A meta analysis of the use of Echinacea for upper respiratory tract infections appeared in Pharmacotherapy [20(6):690-697]. The reviewers looked at studies found in the Medline data base. For the most part, the reviewers were critical of the methodology of the studies—they were all flawed in some way. However, they did conclude that some evidence exists to support the proposed benefits of Echinacea for treating and preventing upper respiratory tract infections. Two sample studies follow.

A randomized, double-blind, placebo-controlled study (Eur J Clin Res 1997;9:261-9) evaluated a commercial preparation of the herb of E. purpurea.  One hundred twenty subjects with acute upper respiratory tract infection, 60 in the treatment group and 60 in the placebo group participated in the study.

Four ounces of water with 20 drops of E. purpurea solution every 2 hours on the first day (a proprietary blend, known as Echinagard), and the same dose 3 times/day on the next nine days of the study was given to the treatment group. Subjects recorded symptoms in a daily diary at the beginning of the study and on day 10. Only 40% of the Echinacea group developed fully expressed symptoms of a cold compared with 60% in the placebo group. The authors concluded that Echinagard begun at the first sign of an upper respiratory tract infection inhibited progression and resulted in quicker relief of symptoms than placebo.

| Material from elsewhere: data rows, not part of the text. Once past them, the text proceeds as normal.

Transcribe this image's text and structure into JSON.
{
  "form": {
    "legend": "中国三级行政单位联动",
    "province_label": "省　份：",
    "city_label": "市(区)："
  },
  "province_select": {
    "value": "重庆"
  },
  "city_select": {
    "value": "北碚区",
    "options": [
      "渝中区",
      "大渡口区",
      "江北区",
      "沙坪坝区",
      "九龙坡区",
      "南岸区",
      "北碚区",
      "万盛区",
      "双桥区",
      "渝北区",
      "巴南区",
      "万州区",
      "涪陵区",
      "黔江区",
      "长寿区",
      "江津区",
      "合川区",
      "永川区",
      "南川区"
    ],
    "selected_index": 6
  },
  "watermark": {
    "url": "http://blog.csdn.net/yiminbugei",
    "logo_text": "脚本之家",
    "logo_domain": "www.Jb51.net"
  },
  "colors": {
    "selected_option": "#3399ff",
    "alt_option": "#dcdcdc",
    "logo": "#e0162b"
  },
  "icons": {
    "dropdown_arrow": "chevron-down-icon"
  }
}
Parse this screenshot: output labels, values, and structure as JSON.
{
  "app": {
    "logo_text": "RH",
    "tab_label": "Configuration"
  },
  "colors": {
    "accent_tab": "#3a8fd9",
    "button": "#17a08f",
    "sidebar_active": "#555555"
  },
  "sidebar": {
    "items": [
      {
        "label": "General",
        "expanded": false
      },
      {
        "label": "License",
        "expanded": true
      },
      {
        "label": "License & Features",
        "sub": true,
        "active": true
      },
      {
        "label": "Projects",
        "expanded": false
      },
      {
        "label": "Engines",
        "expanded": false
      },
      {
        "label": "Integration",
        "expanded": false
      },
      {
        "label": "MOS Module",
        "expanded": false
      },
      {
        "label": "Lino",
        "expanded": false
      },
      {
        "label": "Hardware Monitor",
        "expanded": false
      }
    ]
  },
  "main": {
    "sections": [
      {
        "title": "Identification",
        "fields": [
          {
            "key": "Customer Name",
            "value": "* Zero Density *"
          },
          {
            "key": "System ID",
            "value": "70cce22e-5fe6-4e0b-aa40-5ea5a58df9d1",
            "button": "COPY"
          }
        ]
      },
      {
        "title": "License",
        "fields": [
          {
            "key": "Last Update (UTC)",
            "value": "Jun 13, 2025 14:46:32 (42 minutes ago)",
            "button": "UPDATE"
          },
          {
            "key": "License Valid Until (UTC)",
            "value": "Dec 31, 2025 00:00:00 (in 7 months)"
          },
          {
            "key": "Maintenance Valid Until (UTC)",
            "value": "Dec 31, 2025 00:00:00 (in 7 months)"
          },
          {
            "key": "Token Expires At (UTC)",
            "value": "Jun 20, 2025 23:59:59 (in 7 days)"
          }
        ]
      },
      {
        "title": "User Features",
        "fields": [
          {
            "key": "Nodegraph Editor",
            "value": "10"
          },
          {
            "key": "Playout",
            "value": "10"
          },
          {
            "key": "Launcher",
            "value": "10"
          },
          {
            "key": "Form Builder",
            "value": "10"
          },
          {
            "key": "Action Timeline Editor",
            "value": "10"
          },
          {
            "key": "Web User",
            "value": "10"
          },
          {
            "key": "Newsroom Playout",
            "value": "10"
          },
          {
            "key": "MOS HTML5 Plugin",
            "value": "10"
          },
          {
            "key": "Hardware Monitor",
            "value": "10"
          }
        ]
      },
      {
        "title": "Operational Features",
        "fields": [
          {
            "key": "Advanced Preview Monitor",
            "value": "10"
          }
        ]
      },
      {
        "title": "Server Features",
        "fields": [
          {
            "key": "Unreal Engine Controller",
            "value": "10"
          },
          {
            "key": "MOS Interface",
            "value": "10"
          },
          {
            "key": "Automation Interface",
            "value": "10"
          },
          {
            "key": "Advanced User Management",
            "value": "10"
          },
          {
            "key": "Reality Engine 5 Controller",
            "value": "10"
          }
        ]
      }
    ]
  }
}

The first study was criticized because using a questionnaire is too subjective, and there was no examination performed by a physician until after the symptoms had resolved. Also the reviewers found that the dosages were unclear. In the second study, the reviewers point out that it is unclear when the treatment began (was it day one or day three of the cold?). In spite of the shortcomings of these and the other four studies examined, the reviewers see potential in the use of Echinacea for upper respiratory infections.

E. Pallida root (900 mg. of liquid extract per day) or placebo was given to 160 subjects suffering from a cold lasting less than three days (Complement Ther Med 1997;5:40-2). Subjects were included in the study based on a questionnaire of upper respiratory tract infection symptoms. Subjects were evaluated by a physician at the beginning of the study, on day 3-4 of the study and 8-10 days after the study. A distinction was made between bacterial and viral infections using white blood cell counts. The authors determined that an elevated lymphocyte count indicated a viral infection and an elevated neutrophil count indicated a bacterial infection. The group that received the E. pallida root extract had a shorter duration of illness (9.8 compared to 13 days for bacterial infection and 9.1 compared to 13 days for viral infection). The authors also noted that symptom severity was less in the treated group.

Practitioners used to using natural health care already see the value. Echinacea is especially effective when given early—at the first signs of a cold.